Natural Health Solutions: Multivitamins and Brain Function
Scientists are predicting that diagnosed cases of dementia are set to double over the next ten years as the world’s population continues to age. Evidence points to a relationship between the levels of individual vitamins received over their lifetime and the cognitive decline and dementia in the elderly. It seems that those who have spent years with a lack of vitamins in their diet show an accumulation of wear and tear on the brain.
There are currently many research programs into the cause and prevention of Alzheimer’s and other memory-related diseases that are related to old age. Some of the most interesting preventative solutions have shown to be as simple as taking vitamin supplements to maintain a healthy mind.
What a Healthy Brain Needs:
Professor David Kennedy, Director of the Brain Performance and Nutrition Research Centre at Northumbria University, UK found during his research into nutrients that vitamins are essential for proper brain function. Moderating the diet correctly can easily enhance both concentration and stamina. Vitamins are required for general cellular energy production in the brain; they offer a protective role as anti-oxidants and are directly involved in the synthesis and use of all of the brain chemicals that drive brain function. Several vitamins even bind to their own brain receptors and directly affect the brain function in a positive way.
How Multivitamins Work:
Although many research programs have concentrated on the B vitamins and their effect on the brain, they have generally had inconclusive results. It is generally now agreed that all the vitamins are important to a healthy mind. In order to ensure optimum benefit to the brain, taking a multivitamin ensures that all the necessary vitamins are received in sufficient quantity, rather than just supplementing specific ones at random.
Recent research carried out by Professor Kennedy concentrated on a group of males aged between 30 and 55. Previous trials have generally concentrated on the elderly. 215 participants in the trial were given a multivitamin which included vitamin B complex and vitamin C. The remaining half of the participants in the group were given a placebo. The trial lasted 33 days and during the trial the participants all had to complete questionnaires relating to stress, mood and general health as well as participating in tests on math and thinking skills.
The placebo group showed no change but those taking the multivitamin showed improved scores on the mental tests and reported lower mental fatigue.
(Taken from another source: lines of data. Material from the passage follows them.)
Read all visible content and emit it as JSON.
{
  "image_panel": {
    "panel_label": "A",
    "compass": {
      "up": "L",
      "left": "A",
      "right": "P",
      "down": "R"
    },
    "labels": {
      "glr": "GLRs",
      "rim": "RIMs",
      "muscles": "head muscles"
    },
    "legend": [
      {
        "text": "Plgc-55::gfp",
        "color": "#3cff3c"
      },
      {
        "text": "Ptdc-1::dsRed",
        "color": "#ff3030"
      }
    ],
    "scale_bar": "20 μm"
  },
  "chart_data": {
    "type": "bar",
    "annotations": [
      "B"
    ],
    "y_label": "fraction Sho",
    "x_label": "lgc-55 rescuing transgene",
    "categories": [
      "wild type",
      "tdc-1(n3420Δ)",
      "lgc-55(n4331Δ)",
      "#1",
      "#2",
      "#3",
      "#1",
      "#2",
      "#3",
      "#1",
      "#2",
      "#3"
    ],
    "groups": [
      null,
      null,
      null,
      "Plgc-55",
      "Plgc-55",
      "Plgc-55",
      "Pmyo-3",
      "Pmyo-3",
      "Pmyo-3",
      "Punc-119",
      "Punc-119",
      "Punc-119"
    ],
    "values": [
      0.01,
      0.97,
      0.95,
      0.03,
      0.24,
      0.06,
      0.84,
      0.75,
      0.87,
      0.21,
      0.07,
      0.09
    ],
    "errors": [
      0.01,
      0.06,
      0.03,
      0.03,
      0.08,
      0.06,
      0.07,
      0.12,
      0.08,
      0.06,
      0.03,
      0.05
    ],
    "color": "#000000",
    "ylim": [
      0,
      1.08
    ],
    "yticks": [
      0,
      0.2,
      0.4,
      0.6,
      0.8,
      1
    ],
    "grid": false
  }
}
The trial concluded that optimum functioning of the central nervous system, which includes the brain, is dependent upon a wide range of micronutrients. There is supporting evidence from other studies that confirm the relationship between micronutrients and psychological functioning.
Taking a multivitamin every day is a simple, cheap and easy way to maintain general good health and avoid any deficiencies that our modern-day diets may create. In the long run, your brain will thank you for it too!
Do you currently take a multivitamin?